Juana Ines de la Cruz
Author · 23 books
Juana Inés de la Cruz was born in a town in the Valley of Mexico to a Creole mother Isabel Ramírez and a Spanish military father, Pedro Manuel de Asbaje. As a child, she learned Nahuatl (Uto-Aztec language spoken in Mexico and Central America) and read and write Spanish in the middle of three years. Thanks to her grandfather's lush library, Juana Inés de la Cruz read the Greek and Roman classics and the theology of the time, she learned Latin in a self-taught way. In 1665, admired for her talent and precocity, she was lady-in-waiting to Leonor Carreto, wife of Viceroy Antonio Sebastián de Toledo.

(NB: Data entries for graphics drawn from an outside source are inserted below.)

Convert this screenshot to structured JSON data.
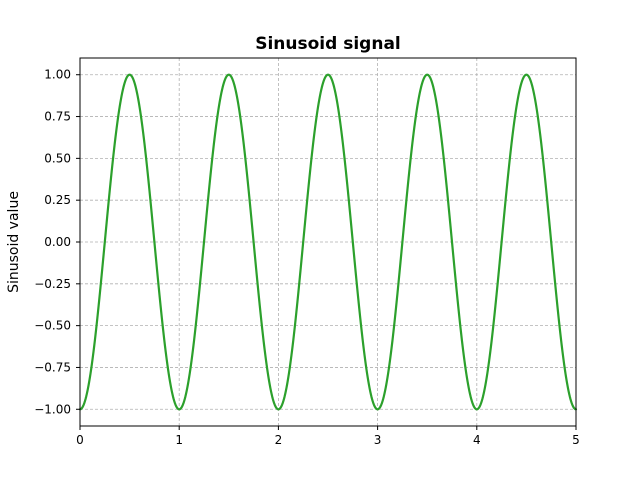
{
  "chart_data": {
    "type": "line",
    "title": "Sinusoid signal",
    "xlabel": "",
    "ylabel": "Sinusoid value",
    "xlim": [
      0,
      5
    ],
    "ylim": [
      -1.1,
      1.1
    ],
    "xticks": [
      0,
      1,
      2,
      3,
      4,
      5
    ],
    "xtick_labels": [
      "0",
      "1",
      "2",
      "3",
      "4",
      "5"
    ],
    "yticks": [
      -1.0,
      -0.75,
      -0.5,
      -0.25,
      0.0,
      0.25,
      0.5,
      0.75,
      1.0
    ],
    "ytick_labels": [
      "−1.00",
      "−0.75",
      "−0.50",
      "−0.25",
      "0.00",
      "0.25",
      "0.50",
      "0.75",
      "1.00"
    ],
    "grid": true,
    "colors": {
      "series": "#2ca02c",
      "grid": "#b0b0b0",
      "axes": "#000000"
    },
    "series": [
      {
        "function": "-cos(2*pi*x)",
        "frequency": 1,
        "amplitude": 1,
        "x": [
          0,
          0.25,
          0.5,
          0.75,
          1,
          1.25,
          1.5,
          1.75,
          2,
          2.25,
          2.5,
          2.75,
          3,
          3.25,
          3.5,
          3.75,
          4,
          4.25,
          4.5,
          4.75,
          5
        ],
        "y": [
          -1,
          0,
          1,
          0,
          -1,
          0,
          1,
          0,
          -1,
          0,
          1,
          0,
          -1,
          0,
          1,
          0,
          -1,
          0,
          1,
          0,
          -1
        ]
      }
    ]
  }
}
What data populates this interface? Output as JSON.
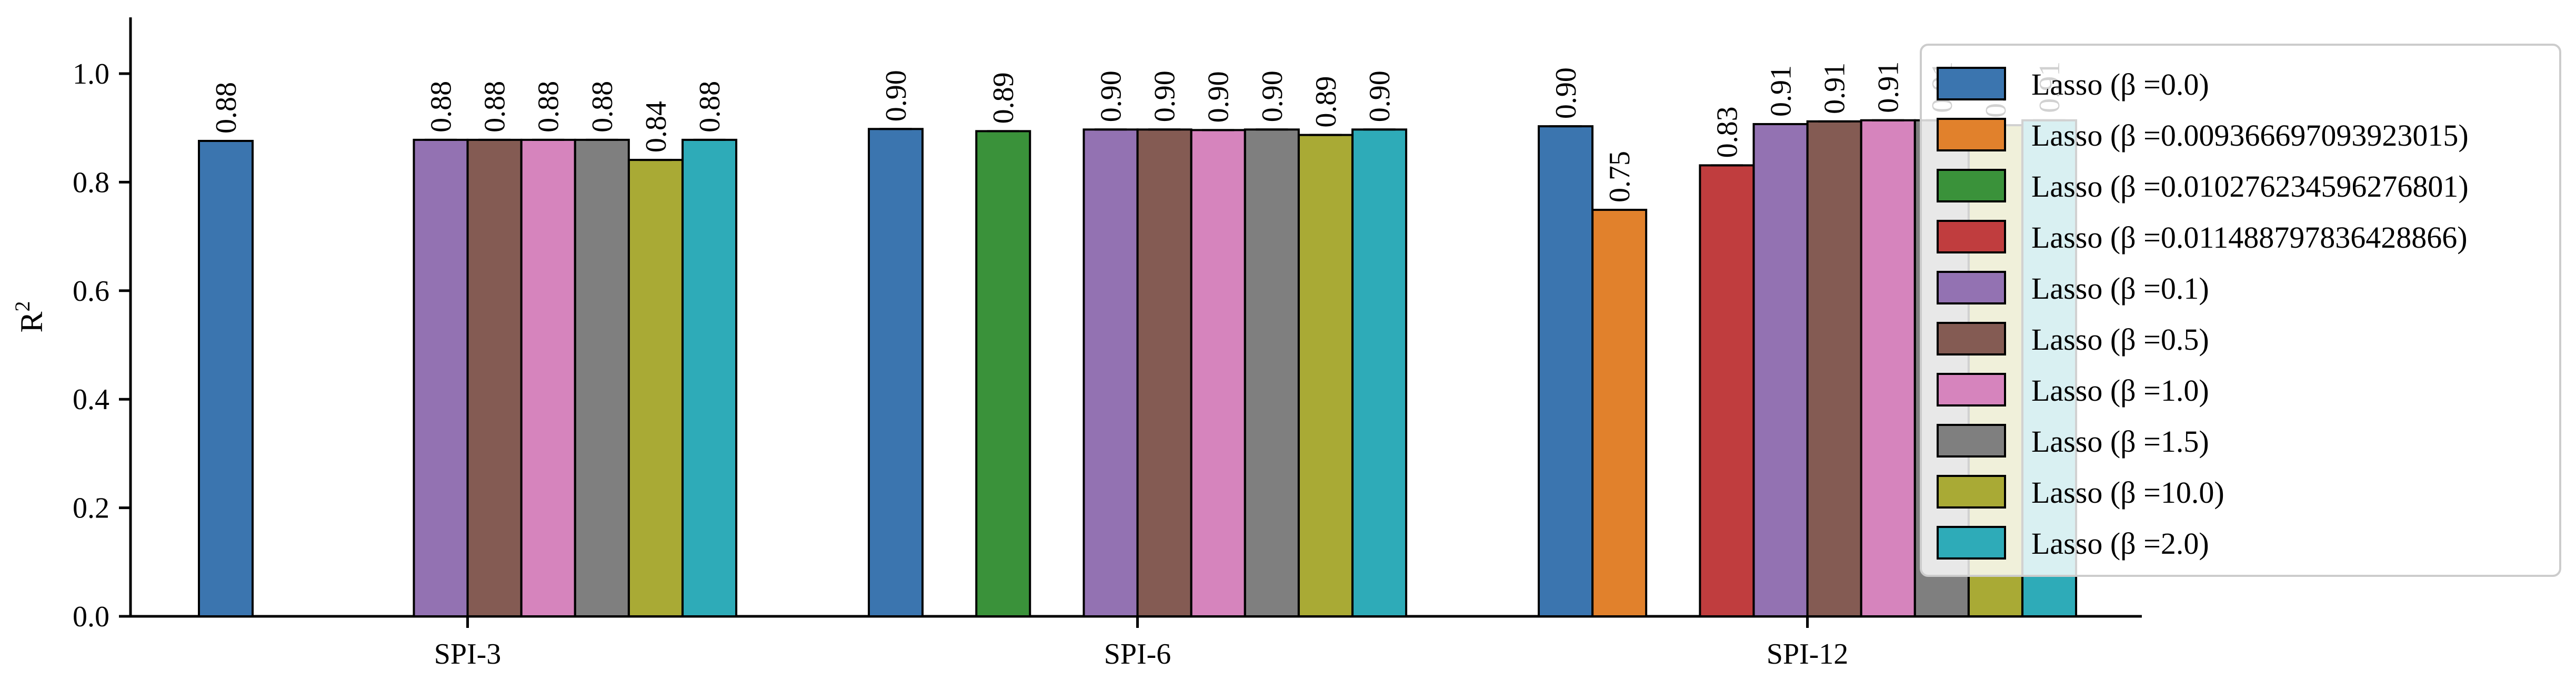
{
  "chart_data": {
    "type": "bar",
    "ylabel": "R",
    "ylabel_superscript": "2",
    "xlabel": "",
    "ylim": [
      0,
      1.1
    ],
    "yticks": [
      "0.0",
      "0.2",
      "0.4",
      "0.6",
      "0.8",
      "1.0"
    ],
    "categories": [
      "SPI-3",
      "SPI-6",
      "SPI-12"
    ],
    "legend_position": "upper-right",
    "series": [
      {
        "name": "Lasso (β =0.0)",
        "color": "#3b75af",
        "values": [
          0.876,
          0.898,
          0.903
        ],
        "labels": [
          "0.88",
          "0.90",
          "0.90"
        ]
      },
      {
        "name": "Lasso (β =0.009366697093923015)",
        "color": "#e1812c",
        "values": [
          null,
          null,
          0.749
        ],
        "labels": [
          null,
          null,
          "0.75"
        ]
      },
      {
        "name": "Lasso (β =0.010276234596276801)",
        "color": "#3a923a",
        "values": [
          null,
          0.894,
          null
        ],
        "labels": [
          null,
          "0.89",
          null
        ]
      },
      {
        "name": "Lasso (β =0.011488797836428866)",
        "color": "#c03d3e",
        "values": [
          null,
          null,
          0.831
        ],
        "labels": [
          null,
          null,
          "0.83"
        ]
      },
      {
        "name": "Lasso (β =0.1)",
        "color": "#9372b2",
        "values": [
          0.878,
          0.897,
          0.907
        ],
        "labels": [
          "0.88",
          "0.90",
          "0.91"
        ]
      },
      {
        "name": "Lasso (β =0.5)",
        "color": "#845b53",
        "values": [
          0.878,
          0.897,
          0.912
        ],
        "labels": [
          "0.88",
          "0.90",
          "0.91"
        ]
      },
      {
        "name": "Lasso (β =1.0)",
        "color": "#d684bd",
        "values": [
          0.878,
          0.896,
          0.914
        ],
        "labels": [
          "0.88",
          "0.90",
          "0.91"
        ]
      },
      {
        "name": "Lasso (β =1.5)",
        "color": "#7f7f7f",
        "values": [
          0.878,
          0.897,
          0.914
        ],
        "labels": [
          "0.88",
          "0.90",
          "0.91"
        ]
      },
      {
        "name": "Lasso (β =10.0)",
        "color": "#a9aa35",
        "values": [
          0.841,
          0.887,
          0.905
        ],
        "labels": [
          "0.84",
          "0.89",
          "0.91"
        ]
      },
      {
        "name": "Lasso (β =2.0)",
        "color": "#2eabb8",
        "values": [
          0.878,
          0.897,
          0.914
        ],
        "labels": [
          "0.88",
          "0.90",
          "0.91"
        ]
      }
    ]
  }
}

Sponsored by the Marquises of Mancera, she shone in the viceregal court of New Spain for her erudition and versifying ability. In 1667, Juana Inés de la Cruz entered a convent of the Discalced Carmelites of Mexico but soon had to leave due to health problems. Two years later she entered the Order of St. Jerome, remaining there for the rest of her life and being visited by the most illustrious personalities of the time. She had several drawbacks to her activity as a writer, a fact that was frowned upon at the time and that Juana Inés de la Cruz always defended, claiming the right of women to learn. Shortly before her death, she was forced by her confessor to get rid of her library and her collection of musical and scientific instruments so as not to have problems with the Holy Inquisition, very active at that time. She died of a cholera epidemic at the age of forty-three, while helping her sick companions. The emergence of Sor Juana De La Cruz in the late seventeenth century was a cultural miracle and her whole life was a constant effort of stubborn personal and intellectual improvement.